The Green Bay Film Festival will be held on March 6-8, 2015 at the Radisson Hotel and Conference Center.
Five years, who would have thought? Seems we’ve just gotten started. I recently read that only 4.6% of film festivals make it to year 5. So lets celebrate!
This year we’ve seen an amazing increase of festival submissions (by 25%). We’re not alone; the number of Independent films being made is increasing with the accessibility of technology. In fact 2015 was Sundance’s first year without any 35 mm feature films! The change of cinema and how films are made has made a big impact on how we view movies today. We’ve included “The Grand Dis-illusion” as part of our opening presentation to start the conversation about the change in cinema in our lives.
The current days of cinema depicted in The Grand Dis-illusion may be in the past here in the United States. The news is now at our fingertips. The timeline between seeing a Hollywood film at the movie theatre and streaming it into our homes within hours of its release are now an added threat to the movie theaters. Video rental shops are diminishing and the latest releases can be rented in a little red box on the street or online. Is the film experience lost and the effort of its’ creation underappreciated?
Film Festivals may be the answer to the old world ways of cinema. Once the cinema was a place to see the latest in arts & culture. Newsreels were shown as well as cartoons with the latest feature. Premieres offered interaction with filmmakers and actors. Sound familiar?

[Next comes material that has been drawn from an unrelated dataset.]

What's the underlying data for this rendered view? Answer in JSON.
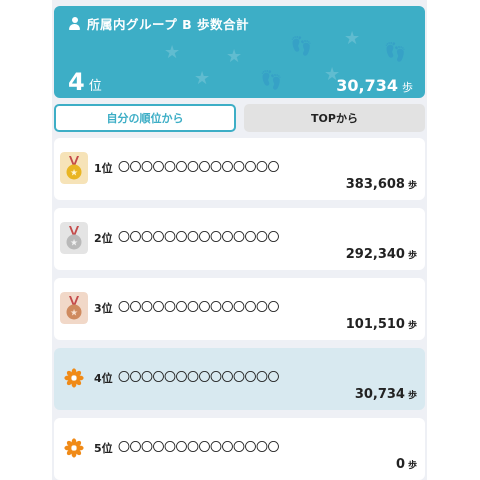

Instead of a newsreel, Independent Filmmakers are creating films that can be thought of as a barometer of social values. Some offer current insights into history, social issues and human nature in our world today. Others also create animation and films that bring lighthearted fun and laughter. Filmmakers & Actors attend to discuss their efforts, challenges and insights in creating their film. They share the latest trends in filmmaking and screenwriting in our seminars.
We are thrilled to have you here because that’s what makes film exciting: personal interaction, involvement and appreciation for our filmmaker’s efforts. Films are made to be communal, to be shared among total strangers, in a dark room lit only by the screen, where every thrill and emotional beat is felt by an audience linked by proximity.